On a changé de ton quand parurent les statistiques qui publiaient les résultats d'une première année d'exercice de la loi. On ne s'avisa pas que c'était la liquidation de plus de quatre-vingts ans de séparations de corps, sans compter les mauvaises humeurs plus récentes qui, sentant la réforme dans l'air, s'étaient réservées pour faire explosion le jour même de son triomphe. Il suffit, pour s'en convaincre, de jeter un coup d'œil sur la statistique. Dans son scrupule, elle indique les âges moyens et les âges extrêmes des divorcés. Elle a constaté que des époux ayant dépassé soixante-quinze ans demandaient que l'on transformât en divorce des séparations vieilles d'une quarantaine d'années. Des nonagénaires ont tenu à reprendre leurs noms de demoiselles, et leurs vieux maris ne s'y sont pas opposés.
Ces détestables Philémons auraient vainement tenté d'être une fois de plus désagréables à leurs antiques Baucis. Tous les époux que la loi de 1884 trouva séparés de corps depuis trois années ont eu la latitude, par une procédure spéciale et fort aisée, dite «de conversion», de transformer leur séparation en divorce. Beaucoup en ont usé; les totaux des statistiques en furent enflés d'autant.

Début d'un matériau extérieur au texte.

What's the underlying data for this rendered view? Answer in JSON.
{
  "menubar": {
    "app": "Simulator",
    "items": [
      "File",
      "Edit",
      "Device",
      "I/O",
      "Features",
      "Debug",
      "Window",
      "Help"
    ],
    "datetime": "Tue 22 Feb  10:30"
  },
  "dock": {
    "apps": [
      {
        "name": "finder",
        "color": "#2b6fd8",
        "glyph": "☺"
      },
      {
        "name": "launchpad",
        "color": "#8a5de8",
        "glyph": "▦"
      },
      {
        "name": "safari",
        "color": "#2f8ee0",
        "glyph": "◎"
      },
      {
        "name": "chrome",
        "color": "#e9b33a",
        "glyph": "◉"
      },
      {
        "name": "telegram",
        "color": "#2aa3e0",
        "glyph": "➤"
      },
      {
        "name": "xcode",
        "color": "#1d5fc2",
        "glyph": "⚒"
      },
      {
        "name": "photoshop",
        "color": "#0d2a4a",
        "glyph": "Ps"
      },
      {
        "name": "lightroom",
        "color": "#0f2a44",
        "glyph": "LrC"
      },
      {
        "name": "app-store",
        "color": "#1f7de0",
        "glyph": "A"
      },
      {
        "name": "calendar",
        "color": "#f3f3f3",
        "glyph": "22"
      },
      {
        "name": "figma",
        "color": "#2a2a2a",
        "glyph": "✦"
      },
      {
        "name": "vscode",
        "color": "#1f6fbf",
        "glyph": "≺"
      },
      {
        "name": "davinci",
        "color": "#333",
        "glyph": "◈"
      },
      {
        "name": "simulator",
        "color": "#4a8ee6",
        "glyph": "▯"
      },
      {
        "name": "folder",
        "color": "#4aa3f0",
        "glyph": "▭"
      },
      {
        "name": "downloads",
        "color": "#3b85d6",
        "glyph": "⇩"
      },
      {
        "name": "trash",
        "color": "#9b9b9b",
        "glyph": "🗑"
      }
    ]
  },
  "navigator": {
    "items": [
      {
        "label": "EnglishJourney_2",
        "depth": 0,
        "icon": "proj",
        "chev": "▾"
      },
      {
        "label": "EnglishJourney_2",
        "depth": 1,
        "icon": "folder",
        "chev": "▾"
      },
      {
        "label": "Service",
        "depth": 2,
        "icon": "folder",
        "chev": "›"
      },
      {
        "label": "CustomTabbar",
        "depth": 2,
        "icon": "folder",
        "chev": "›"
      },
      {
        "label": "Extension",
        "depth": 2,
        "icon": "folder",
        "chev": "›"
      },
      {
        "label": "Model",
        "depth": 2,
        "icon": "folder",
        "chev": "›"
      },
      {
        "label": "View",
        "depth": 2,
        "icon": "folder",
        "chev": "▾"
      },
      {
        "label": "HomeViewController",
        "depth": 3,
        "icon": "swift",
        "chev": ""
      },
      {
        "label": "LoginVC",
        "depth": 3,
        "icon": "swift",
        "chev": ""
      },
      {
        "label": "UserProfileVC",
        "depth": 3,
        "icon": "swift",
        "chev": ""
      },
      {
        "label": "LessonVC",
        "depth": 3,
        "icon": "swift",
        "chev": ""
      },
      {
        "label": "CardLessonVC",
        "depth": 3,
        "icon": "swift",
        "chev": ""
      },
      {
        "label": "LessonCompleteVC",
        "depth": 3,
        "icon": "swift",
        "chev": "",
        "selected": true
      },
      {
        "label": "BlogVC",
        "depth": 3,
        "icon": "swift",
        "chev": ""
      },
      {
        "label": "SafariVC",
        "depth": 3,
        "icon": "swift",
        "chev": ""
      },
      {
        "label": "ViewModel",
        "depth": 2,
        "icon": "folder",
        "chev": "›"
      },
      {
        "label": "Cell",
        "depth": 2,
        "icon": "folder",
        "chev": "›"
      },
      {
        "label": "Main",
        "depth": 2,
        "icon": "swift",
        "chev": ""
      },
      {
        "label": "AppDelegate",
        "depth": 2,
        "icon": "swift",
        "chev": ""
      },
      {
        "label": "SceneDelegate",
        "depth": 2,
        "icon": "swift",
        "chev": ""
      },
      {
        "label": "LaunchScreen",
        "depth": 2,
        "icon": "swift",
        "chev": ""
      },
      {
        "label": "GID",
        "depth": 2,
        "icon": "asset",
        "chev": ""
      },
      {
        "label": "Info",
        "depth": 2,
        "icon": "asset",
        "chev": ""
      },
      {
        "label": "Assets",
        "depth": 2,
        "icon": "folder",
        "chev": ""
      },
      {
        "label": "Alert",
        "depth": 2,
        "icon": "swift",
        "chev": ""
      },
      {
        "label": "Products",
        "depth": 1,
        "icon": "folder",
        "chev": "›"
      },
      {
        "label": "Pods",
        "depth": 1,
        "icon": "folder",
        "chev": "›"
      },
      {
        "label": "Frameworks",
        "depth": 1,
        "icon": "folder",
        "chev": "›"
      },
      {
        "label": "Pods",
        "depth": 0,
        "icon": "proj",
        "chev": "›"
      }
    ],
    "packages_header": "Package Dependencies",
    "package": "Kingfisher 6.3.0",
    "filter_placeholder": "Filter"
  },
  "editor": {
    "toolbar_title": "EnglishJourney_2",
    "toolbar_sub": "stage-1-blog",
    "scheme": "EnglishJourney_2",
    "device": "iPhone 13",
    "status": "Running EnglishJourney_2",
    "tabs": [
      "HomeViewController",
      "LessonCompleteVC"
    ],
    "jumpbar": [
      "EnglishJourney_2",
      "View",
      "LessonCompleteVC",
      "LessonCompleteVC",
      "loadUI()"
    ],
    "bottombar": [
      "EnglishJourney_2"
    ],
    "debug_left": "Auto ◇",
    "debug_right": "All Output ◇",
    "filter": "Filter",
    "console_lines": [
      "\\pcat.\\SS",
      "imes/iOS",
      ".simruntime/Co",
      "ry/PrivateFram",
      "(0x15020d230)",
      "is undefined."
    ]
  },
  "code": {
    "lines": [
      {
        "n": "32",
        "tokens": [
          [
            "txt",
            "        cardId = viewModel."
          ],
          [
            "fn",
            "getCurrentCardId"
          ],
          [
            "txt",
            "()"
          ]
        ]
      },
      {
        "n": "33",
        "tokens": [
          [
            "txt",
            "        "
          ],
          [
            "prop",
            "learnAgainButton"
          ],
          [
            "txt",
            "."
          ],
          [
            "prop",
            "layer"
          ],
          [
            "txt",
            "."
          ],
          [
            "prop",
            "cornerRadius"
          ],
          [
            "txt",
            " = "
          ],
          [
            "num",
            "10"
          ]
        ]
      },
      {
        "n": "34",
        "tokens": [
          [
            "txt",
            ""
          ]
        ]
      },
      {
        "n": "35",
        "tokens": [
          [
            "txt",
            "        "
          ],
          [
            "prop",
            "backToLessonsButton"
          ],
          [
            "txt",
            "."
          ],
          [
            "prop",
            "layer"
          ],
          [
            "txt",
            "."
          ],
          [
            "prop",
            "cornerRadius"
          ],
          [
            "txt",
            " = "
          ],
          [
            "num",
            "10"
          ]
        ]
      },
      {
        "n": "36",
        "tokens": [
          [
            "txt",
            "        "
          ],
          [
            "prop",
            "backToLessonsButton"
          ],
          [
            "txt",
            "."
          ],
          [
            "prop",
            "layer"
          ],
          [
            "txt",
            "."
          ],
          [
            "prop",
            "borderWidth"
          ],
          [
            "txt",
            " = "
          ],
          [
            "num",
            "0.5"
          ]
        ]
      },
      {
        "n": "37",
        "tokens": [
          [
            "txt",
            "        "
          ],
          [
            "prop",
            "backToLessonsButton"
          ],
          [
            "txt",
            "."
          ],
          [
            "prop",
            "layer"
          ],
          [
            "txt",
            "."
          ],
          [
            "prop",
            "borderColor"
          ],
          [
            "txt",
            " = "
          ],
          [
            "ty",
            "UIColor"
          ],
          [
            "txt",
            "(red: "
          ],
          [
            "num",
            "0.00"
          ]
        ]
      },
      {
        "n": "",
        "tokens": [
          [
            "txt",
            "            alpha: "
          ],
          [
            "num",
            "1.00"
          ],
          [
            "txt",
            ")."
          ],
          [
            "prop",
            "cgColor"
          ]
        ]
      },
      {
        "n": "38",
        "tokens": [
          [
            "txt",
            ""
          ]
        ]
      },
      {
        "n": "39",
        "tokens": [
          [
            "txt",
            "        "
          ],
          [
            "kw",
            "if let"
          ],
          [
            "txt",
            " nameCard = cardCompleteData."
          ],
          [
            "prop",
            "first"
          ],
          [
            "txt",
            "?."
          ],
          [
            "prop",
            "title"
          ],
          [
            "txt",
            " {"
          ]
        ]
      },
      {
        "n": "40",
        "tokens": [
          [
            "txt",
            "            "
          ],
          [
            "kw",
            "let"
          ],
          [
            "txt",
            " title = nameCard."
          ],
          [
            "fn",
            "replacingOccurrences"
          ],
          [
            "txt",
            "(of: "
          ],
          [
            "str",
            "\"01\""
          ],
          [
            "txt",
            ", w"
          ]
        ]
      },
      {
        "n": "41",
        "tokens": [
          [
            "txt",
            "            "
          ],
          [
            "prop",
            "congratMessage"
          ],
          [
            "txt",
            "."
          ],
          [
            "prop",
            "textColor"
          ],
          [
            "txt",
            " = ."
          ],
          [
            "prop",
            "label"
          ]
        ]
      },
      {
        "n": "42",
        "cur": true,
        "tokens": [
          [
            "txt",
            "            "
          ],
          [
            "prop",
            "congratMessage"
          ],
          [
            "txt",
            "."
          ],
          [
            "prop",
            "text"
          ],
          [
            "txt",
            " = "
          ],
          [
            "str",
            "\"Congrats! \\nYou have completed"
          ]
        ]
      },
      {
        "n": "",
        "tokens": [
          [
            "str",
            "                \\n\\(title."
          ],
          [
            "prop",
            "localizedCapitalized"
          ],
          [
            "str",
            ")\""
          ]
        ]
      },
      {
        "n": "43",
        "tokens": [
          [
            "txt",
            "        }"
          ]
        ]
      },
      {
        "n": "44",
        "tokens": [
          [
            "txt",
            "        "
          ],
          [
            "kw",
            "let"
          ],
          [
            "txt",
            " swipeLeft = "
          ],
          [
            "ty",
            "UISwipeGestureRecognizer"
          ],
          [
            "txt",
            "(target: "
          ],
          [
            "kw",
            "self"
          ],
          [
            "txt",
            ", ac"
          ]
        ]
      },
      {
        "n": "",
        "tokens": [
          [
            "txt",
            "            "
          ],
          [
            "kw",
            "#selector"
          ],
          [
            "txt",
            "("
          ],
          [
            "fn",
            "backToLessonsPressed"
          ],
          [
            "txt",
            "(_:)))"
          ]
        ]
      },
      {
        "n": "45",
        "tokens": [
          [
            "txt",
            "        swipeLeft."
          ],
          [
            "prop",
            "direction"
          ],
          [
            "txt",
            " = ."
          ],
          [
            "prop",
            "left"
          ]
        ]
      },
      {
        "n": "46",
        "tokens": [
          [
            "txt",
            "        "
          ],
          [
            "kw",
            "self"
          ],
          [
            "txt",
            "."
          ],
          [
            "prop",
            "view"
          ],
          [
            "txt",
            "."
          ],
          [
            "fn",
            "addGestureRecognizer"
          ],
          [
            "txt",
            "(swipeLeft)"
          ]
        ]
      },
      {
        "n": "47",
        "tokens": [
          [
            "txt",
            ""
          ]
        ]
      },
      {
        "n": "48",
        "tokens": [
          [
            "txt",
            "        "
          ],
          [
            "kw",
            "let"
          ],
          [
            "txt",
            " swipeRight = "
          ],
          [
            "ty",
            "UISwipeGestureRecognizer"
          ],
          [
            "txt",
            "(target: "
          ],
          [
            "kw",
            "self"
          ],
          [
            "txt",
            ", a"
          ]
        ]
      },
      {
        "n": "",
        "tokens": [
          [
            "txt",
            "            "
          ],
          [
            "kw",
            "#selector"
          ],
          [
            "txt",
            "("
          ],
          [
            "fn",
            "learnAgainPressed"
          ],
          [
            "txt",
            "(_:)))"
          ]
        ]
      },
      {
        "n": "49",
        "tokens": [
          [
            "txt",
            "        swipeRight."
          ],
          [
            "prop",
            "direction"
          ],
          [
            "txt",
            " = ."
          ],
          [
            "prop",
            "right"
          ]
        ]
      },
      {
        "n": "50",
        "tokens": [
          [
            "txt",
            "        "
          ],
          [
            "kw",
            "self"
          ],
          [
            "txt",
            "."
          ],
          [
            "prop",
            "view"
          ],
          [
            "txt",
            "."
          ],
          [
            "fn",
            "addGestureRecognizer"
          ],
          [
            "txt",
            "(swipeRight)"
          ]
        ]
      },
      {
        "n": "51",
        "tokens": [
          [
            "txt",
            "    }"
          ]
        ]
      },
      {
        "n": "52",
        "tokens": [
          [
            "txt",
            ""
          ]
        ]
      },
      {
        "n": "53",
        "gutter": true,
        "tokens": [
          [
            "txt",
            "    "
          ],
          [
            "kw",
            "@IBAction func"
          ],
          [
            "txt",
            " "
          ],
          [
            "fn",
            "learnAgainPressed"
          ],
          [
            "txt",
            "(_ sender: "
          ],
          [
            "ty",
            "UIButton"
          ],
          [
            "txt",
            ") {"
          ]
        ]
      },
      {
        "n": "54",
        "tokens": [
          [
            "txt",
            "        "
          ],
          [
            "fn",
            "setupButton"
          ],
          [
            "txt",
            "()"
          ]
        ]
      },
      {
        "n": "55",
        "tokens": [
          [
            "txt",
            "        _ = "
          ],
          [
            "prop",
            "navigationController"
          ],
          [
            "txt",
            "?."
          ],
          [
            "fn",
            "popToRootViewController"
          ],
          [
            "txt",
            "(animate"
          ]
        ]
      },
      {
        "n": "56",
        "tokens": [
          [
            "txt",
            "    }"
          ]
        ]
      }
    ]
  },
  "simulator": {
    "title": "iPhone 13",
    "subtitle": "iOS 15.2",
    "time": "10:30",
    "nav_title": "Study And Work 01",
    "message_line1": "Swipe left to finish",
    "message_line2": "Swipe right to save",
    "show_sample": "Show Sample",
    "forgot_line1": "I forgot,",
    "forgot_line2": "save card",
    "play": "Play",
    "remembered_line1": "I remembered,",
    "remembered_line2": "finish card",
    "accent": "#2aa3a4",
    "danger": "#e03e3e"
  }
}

Cette mesure conduisit même à découvrir—comment dire?—une innocente supercherie dont messieurs les avoués s'étaient rendus coupables, vis-à-vis d'un nombre assez considérable de «séparés» auxquels la loi les avait autrefois contraints de fournir gracieusement leur assistance.
On sait que l'assistance judiciaire est accordée à toute personne qui paye moins de quatre cents francs de loyer. C'était le cas d'une multitude d'époux, sortant des milieux populaires ou d'infime bourgeoisie; n'ayant à débattre entre soi nulle question d'intérêt, puisque l'argent leur faisait défaut; ils cherchaient seulement, dans la séparation de corps, l'autorisation d'habiter, en toute tranquillité, chacun chez soi, à l'abri l'un de l'autre. Il semblait à ces personnes naïves que cette permission leur était conférée à partir du moment où le magistrat devant lequel elles avaient paru pour la formalité de la conciliation leur avait déclaré:
—Je vous autorise à vivre chacun de votre côté, isolés.
Les avoués se gardaient bien de détromper une si parfaite candeur. Ces messieurs ont une répugnance congénitale pour la procédure qui ne rapporte rien. Donc ils avaient imaginé de simplifier celle-là. Ils l'arrêtaient, par mesure d'intelligente économie, au moment de l'ordonnance.